RIAU ONLINE, BENGKALIS - Kantor Pengawasan dan Pelayanan Bea Cukai Tipe Madya Pabean C Bengkalis, musnahkan sebanyak 1.155 karung bawang merah Ilegal. Pemusnahan barang bukti dilakukan dengan cara digiling menggunakan alat berat.

Setelah digiling, bawang ilegal itu ditimbun di dalam tanah sehingga tidak dapat dikonsumsi dan dipastikan tidak lagi memiliki nilai ekonomis.

Ratusan karung bawang merah ilegal nilainya ditaksir mencapai Rp 80.850.000. Bawang ilegal dimusnakan di Tempat Pembuangan Akhir (TPA) Jalan Bantan, Desa Bantan Tua, Kecamatan Bantan, Selasa 7 Juli 2020 pagi.

Kepala KPPBC Tipe Madya Pabean C Bengkalis Ony Ipmawan mengatakan, bawang merah ilegal yang dimusnahkan merupakan hasil penindakan Jumat 15 Mei 2020 lalu. Dimana Tim Kapal Patroli Bea dan Cukai BC 069 dar KPPBC Bengkalis dibantu TNI melakukan penegahan di perairan sungai Bukit Batu.

Melalui koordinasi yang baik. Tim mendapati KM.Doa Amak GT.06 memuat barang-barang impor dari kuala Sungai Linggi, Malaysia dengan tujuan Bengkalis. Kapal bermuatan bawang ilegal itu tidak dilengkapi dengan dokumen Kepabeanan yang sah.

Atas penegahan tersebut, pelaku melanggara Pasal 102 Huruf a dan Pasal 102 huruf b, Undang-Undang Nomor 10 Tahun 1995 tentang Kepabeanan sebagaiman telah diubah dengan Undang-Undang Nomor 17 Tahun 2006 denan ancaman hukuman pidana penjara minimal 1 tahun dan maksimal 10 tahun, serta denda sebesar Rp 50 juta hingga Rp 5 miliar.

Untuk pengungkapan kali ini, sambung Ony, KPPBC Bengkalis menetapkan Z bin K sebagai tersangka dalam bawang merah ilegal ini.

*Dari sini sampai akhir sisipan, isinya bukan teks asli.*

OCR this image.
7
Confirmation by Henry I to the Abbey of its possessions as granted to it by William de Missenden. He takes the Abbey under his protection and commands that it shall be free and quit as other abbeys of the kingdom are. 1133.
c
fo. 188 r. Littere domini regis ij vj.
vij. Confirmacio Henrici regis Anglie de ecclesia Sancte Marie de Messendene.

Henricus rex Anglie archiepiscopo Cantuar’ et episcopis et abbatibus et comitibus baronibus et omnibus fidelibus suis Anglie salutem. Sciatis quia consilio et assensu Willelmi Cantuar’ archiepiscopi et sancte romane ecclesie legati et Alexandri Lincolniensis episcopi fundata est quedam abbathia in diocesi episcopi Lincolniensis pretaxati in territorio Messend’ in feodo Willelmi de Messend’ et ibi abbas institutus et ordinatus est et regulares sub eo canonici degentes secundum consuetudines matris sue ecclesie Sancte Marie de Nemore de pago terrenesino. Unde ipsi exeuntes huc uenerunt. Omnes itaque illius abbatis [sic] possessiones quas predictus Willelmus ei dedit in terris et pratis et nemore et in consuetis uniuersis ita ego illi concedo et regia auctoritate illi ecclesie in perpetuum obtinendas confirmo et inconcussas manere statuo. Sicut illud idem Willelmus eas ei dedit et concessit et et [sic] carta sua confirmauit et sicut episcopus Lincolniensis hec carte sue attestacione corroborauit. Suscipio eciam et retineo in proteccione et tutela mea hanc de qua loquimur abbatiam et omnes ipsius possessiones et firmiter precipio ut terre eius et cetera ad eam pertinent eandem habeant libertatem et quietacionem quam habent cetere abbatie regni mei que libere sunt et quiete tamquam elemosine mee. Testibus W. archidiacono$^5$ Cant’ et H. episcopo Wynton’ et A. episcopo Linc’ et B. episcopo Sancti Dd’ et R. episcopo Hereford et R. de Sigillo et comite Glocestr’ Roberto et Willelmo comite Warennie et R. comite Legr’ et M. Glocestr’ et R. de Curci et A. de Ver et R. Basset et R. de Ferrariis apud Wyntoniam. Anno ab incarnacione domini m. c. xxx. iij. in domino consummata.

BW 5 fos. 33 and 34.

“Kami mengucapkan terimakasih kepada masyarakat, instani terkait serta penegak hukum Kepolisian, Kejaksaan dan TNI dan rekan media yang telah ikut berpartisipasi dalam pemberantasan barang-barang ilegal. Kami juga mengajak untuk terus berperan aktif memberantas perbuatan melanggar hukum, khususnya penyelundupan impor dan ekspor yang dapat dikenakan sanksi sesuai peraturan perundang-undangan,”tegas Ony Ipmawan.

Kegiatan itu turut dihadiri Kapolres Bengkalis AKBP Hendra Gunawan, SIK, MT, Dandim 0303 Bengkalis diwakili Danramil 01/Bengkalis Kapten Arh Isnanu, Kepala Pengadilan Negeri (PN) Bengkalis Rudi Ananta Wijaya, SH, MH, Li, Kajari Bengkalis diwakili Kasi Pidsus Agung Irawan, SH, MH.